KOMPAS.com - Gejolak terbesar dalam sejarah Kerajaan Mataram Islam terjadi pada abad ke-18.
Pada periode tersebut, peperangan akibat perebutan kekuasaan di antara keluarga kerajaan kerap terjadi.
Salah satu peperangan yang dimaksud adalah Perang Takhta Jawa Kedua atau Perang Suksesi Jawa II.
Perang Takhta II berlangsung antara 1719 hingga 1723 melibatkan kubu Amangkurat IV melawan Pangeran Blitar, Pangeran Purbaya, Pangeran Arya Mataram, dan Pangeran Arya Dipanagara.
Amangkurat IV yang dibantu oleh VOC memenangkan pertempuran dan berhasil mempertahankan takhta Mataram Islam.
Baca juga: Perang Takhta Jawa I: Latar Belakang, Kronologi, dan Akhir
Sejak masa pemerintahan Amangkurat II, ibu kota Kerajaan Mataram Islam dipindah ke Kartasura, yang saat ini masuk wilayah administratif Kabupaten Sukoharjo.
Pada 1719, Raden Mas Suryaputra dinobatkan sebagai raja Mataram penerus Pakubuwono I dengan gelar Amangkurat IV.
Pengangkatan Amangkurat IV yang pro-VOC tidak didukung oleh paman dan adik-adiknya.
VOC menyebut Amangkurat IV sebagai penguasa yang dimusuhi oleh hampir seluruh rakyat Tanah Jawa.
Hal itu karena setelah kendali Kerajaan Mataram Islam dipegang Amangkurat IV, rakyatnya terpecah ke dalam banyak golongan yang menentang kedudukan raja.
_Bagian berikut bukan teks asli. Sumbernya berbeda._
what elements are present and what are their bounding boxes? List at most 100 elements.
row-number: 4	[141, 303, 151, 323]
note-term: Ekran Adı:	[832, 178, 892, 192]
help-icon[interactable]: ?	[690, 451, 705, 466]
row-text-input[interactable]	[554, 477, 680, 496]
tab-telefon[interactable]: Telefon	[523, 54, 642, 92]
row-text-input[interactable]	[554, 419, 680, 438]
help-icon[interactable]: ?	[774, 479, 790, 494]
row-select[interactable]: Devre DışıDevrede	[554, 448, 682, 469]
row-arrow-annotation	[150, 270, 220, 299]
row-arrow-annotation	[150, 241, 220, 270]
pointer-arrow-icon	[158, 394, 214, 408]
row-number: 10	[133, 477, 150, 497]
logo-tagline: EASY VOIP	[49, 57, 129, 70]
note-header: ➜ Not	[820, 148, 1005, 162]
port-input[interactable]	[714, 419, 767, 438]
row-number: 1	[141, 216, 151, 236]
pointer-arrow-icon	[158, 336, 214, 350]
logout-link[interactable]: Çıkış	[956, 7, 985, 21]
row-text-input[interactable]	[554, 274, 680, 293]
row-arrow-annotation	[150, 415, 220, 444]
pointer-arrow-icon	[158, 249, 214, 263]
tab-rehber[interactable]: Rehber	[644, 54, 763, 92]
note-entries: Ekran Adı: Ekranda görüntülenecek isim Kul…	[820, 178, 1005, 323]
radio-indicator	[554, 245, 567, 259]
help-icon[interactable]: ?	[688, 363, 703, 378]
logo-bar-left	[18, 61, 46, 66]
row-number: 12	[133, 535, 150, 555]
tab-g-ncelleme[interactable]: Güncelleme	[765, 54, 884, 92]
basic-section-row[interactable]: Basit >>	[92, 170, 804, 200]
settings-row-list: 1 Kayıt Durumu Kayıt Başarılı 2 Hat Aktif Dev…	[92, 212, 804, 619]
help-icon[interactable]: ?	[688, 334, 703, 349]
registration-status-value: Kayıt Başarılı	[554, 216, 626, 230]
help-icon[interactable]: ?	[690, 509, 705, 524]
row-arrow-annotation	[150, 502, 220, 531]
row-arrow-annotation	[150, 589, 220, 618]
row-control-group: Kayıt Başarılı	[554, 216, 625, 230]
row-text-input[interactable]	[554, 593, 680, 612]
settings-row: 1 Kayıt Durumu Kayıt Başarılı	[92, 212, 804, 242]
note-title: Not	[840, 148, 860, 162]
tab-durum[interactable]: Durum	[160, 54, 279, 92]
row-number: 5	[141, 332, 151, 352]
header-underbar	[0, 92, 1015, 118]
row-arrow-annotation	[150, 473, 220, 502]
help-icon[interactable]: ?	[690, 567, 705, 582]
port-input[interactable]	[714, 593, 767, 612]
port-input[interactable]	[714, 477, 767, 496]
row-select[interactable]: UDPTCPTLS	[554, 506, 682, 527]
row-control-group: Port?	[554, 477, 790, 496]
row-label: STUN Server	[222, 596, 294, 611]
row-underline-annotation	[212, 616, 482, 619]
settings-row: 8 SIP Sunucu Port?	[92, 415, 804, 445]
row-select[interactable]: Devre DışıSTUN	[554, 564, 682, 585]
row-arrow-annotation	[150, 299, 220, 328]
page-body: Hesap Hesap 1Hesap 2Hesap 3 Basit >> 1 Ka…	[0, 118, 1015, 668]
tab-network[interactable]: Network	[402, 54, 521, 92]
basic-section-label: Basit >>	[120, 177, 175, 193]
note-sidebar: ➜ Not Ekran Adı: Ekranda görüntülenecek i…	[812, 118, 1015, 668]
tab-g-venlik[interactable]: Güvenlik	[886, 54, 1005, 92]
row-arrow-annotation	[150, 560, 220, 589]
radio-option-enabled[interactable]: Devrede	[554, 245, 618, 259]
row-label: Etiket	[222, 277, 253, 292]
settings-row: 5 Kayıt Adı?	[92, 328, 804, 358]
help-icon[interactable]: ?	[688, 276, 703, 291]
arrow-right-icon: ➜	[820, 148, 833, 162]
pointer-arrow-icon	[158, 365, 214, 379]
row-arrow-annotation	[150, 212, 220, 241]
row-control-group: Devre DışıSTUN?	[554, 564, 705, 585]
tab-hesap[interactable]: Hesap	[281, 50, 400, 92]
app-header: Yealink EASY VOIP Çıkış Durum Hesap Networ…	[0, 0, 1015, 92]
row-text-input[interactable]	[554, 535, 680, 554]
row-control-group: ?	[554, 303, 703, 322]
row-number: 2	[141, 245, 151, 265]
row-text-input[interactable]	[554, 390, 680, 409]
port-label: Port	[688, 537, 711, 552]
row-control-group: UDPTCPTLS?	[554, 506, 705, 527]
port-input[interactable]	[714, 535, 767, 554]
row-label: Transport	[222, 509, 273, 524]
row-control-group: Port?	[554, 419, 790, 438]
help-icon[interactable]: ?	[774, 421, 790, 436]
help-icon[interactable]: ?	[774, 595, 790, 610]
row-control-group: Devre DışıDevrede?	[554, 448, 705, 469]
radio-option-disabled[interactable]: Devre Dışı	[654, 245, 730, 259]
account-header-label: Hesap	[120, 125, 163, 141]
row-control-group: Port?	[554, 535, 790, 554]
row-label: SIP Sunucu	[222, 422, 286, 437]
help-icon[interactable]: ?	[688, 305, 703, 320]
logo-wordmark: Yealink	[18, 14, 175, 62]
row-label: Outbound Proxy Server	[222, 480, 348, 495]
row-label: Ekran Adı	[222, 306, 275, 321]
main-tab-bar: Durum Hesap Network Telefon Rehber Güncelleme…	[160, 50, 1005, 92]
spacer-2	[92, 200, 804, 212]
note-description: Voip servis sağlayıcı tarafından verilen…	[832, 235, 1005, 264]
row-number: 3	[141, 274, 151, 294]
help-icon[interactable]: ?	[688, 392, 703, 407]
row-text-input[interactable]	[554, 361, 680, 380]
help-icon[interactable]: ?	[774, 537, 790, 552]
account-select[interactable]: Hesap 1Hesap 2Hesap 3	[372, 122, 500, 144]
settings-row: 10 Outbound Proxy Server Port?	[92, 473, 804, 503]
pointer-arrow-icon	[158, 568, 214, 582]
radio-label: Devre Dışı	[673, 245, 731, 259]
Konflik bermula saat Amangkrat IV menurunkan pangkat serta mengambil wilayah kekuasaan dua adiknya, yaitu Pangeran Blitar dan Pangeran Purbaya, yang dirasa terlalu besar.
Pada Juni 1719, Pangeran Blitar dan Pangeran Purbaya yang sakit hati terhadap tindakan kakaknya melancarkan serangan ke Keraton Kartasura.
Mereka didukung oleh putra-putra Untung Surapati, kalangan ulama di istana, dan mendapatkan simpati dari sang ibu, Ratu Pakubuwono.
Namun, serangan mereka dapat dipukul mundur oleh pasukan VOC.
Baca juga: Amangkurat I, Raja Kesultanan Mataram yang Zalim
Pangeran Blitar dan Pangeran Purbaya pun mundur ke Yogyakarta, tepatnya di Kartasari yang pernah menjadi kedudukan Sultan Agung.